The best plan is to coat the inside first. Cut a circular piece of tinfoil a little larger than the bottom of the bottle, and paste it down with the edge pressed up against the side. Then drop into the bottle a well-pasted strip of foil the height you have selected, and just a trifle longer than the internal circumference of the glass on which it is to be stuck.
Having finished the inside, do the out. Cut a circular plate for the bottom, press it up round the edge and paste on the glass the strip for the exterior circumference, which should be of the same height as that inside. Then insert a piece of brass through a cork or mahogany stopper, fix a brass ball to one end and a brass chain to the other just long enough to rest on the bottom, wax or varnish the stopper, and the jar is complete.
Instead of lining the bottle with tinfoil, thin gold leaf or copper leaf can be used; and instead of the brass ball and bar a ball of baked wood and a copper tube. It was Harris who first used the baked wood; Hopkinson has experimented with Leyden jars in which sulphuric acid has taken the place of tinfoil! The form we have described is, however, the usual one, and as it is the cheapest it would be best to start with it.
To charge the jar the outside tinfoil is connected with the ground, and the inside is excited by means of the knob from the prime conductor of the machine. The electricity is, as the phrase goes, ‘bottled off,’ though ‘the fluid’ is no fluid, and is not ‘poured’ at all. Two conductors of large surface are separated by a rigid insulator, and hence the conditions are favourable for powerful attraction. That is all.
This simple apparatus, which takes such a prominent part in electrical experiments, obtained its name from having been invented at the old Dutch University, where Muschenbroek was at the time professor. In Germany it is called Kleist’s jar, from the name of another inventor, but it has been the custom amongst us to ascribe the honour of invention to either Muschenbroek, or Cuneus, his assistant.
It seems that Muschenbroek had noticed that excited electrics soon lost their electricity in the open air, and that this loss was quickened when the atmosphere was charged with moisture. Hence electricity was retained by surrounding its retainer with bodies that did not conduct it. To prove this he poured some water into a glass flask, put it into communication with the prime conductor of an electrical machine, and for fear of accidents judiciously handed it over to Cuneus to hold. When they thought it was charged enough, Cuneus tried to disconnect the chain from the conductor, and thereupon received such a lively shock in his arms and chest that he dropped the bottle and smashed it to pieces.
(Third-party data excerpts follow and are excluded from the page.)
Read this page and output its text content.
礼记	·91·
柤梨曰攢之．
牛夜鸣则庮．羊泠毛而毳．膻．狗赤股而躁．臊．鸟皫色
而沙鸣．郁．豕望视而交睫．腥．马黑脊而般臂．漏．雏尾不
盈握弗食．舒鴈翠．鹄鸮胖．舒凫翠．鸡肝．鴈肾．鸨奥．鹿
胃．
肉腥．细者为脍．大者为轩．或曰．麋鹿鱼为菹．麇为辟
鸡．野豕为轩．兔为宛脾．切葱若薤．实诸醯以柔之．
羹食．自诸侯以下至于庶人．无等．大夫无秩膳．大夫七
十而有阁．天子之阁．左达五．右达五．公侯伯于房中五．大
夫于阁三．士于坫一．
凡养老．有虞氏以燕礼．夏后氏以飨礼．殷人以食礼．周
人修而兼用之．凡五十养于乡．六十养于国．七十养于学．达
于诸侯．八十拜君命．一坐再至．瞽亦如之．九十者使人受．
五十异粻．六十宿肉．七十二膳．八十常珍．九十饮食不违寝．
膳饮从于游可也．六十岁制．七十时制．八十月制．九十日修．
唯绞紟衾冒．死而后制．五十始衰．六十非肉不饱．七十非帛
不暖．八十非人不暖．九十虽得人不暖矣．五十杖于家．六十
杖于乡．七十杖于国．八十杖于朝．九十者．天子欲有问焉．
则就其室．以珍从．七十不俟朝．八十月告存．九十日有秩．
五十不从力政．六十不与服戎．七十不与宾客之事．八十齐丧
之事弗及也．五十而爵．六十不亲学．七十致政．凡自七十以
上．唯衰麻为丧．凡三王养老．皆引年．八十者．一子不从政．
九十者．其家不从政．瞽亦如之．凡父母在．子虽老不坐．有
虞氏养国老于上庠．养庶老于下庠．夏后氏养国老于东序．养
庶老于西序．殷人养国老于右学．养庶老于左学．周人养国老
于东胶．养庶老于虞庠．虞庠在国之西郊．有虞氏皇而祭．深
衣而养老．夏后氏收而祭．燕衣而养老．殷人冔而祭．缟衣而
The professor was pleased; the assistant was not. He was ill for two days afterwards. ‘I would not take another shock for the kingdom of France,’ he wrote to Reaumur. And all the first experimenters with electrical apparatus were much alarmed at shocks which to us would seem hardly worth noticing. Poor Winkler, for instance, was so frightened at the unexpected experience that he ‘betook himself to cooling medicines to allay the fever.’
The shock received by Cuneus soon led up to the jar as we now know it. First water was tried, then mercury, and finally tinfoil. Muschenbroek’s experiments took place in 1746; in the next year Watson began to come to the front. He first fired gunpowder by electricity, then he mixed camphor with gunpowder and discharged muskets by electricity. Then hydrogen and spirits of wine were fired by the spark by means of a drop of water or a lump of ice.
Watson it was who put the inside and outside tinfoil coatings on the jar. Bevis suggested the outside; Smeaton, of Eddystone Lighthouse fame, suggested the inside. Watson’s experiments before the Royal Society attracted much attention to the science, though he had in some things been anticipated by the French, who had sent a discharge through 12,000 feet, and on one occasion had used the great basin of the Tuileries, giving an acre of water as part of the circuit.